Manage the sync solution

  • View or edit the sync solution.

    On the Solution task list tab of the Tasks page, find the created sync solution and choose More > View Configuration or choose More > Modify Configuration in the Operation column. Then, you can view or modify the configurations of the sync solution.

  • Delete the real-time sync solution.
    Find the real-time sync solution that you want to delete and choose More > Delete in the Operation column. In the Delete message, click OK.
    Note After you click OK, only the configuration record of the real-time sync solution is deleted. The sync nodes generated by the sync solution and data tables generated by the sync nodes are not affected.
  • Change the priority for the batch synchronization solution
    Find the newly created batch synchronization solution and choose More > Change Priority in the Operation column. In the Change Priority dialog box, enter the desired priority and click Confirm. You can set the priority to an integer from 1 to 8. A larger value indicates a higher priority.
    Note If multiple batch synchronization solutions have the same priority, the system runs them based on the order they are committed.

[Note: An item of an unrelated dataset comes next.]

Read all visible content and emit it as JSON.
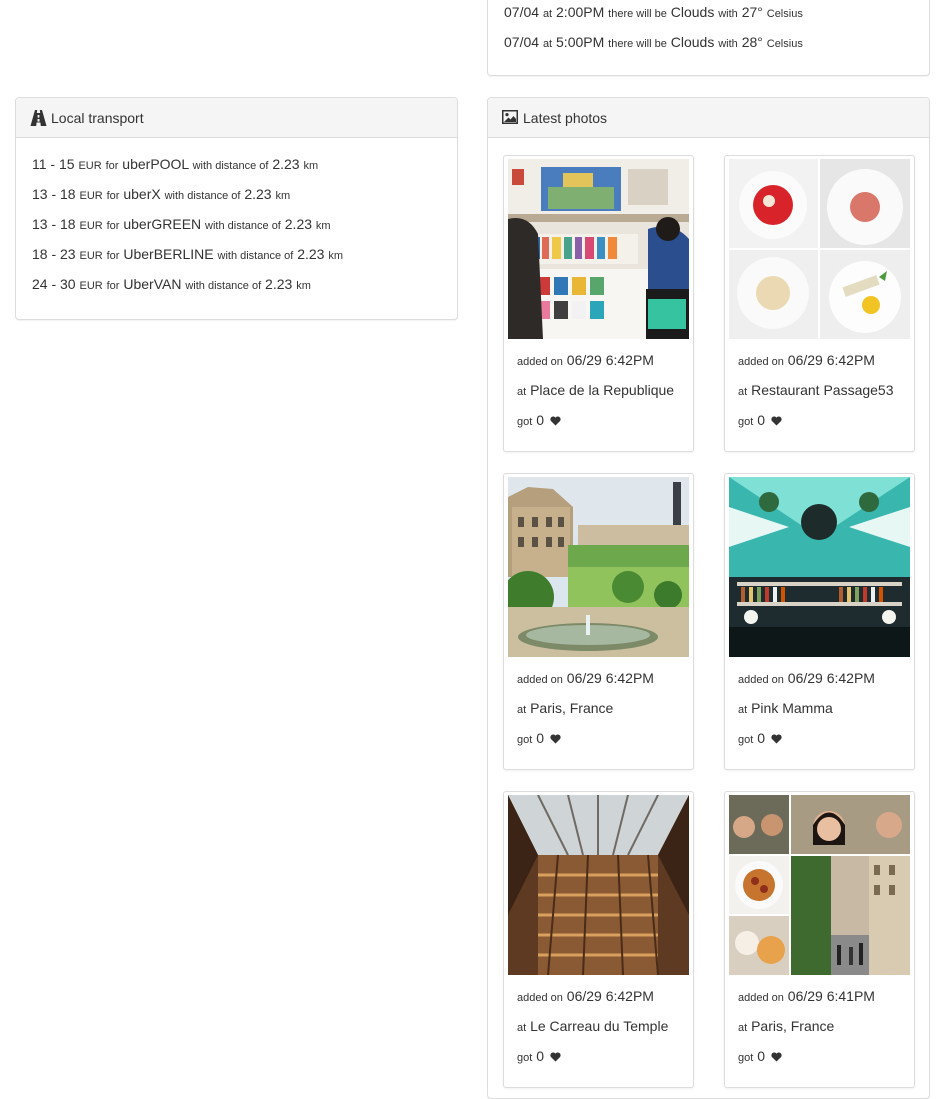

Set the formats of messages written to Kafka

If you run a real-time sync node after you configure a real-time sync solution, the node reads all the existing data from the source database and writes it to the Kafka topics in JSON format. It also reads incremental data and writes the incremental data to Kafka in real time. Besides, it also synchronizes incremental DDL-based data changes from the source database to Kafka in JSON format in real time. For more information about the formats of messages written to Kafka, see Appendix: Message formats.
Note If you run a batch sync node to synchronize data to Kafka, the payload.sequenceId, payload.timestamp.eventTIme, and payload.timestamp.checkpointTime fields are set to -1 in the messages written to Kafka. The messages are in JSON format.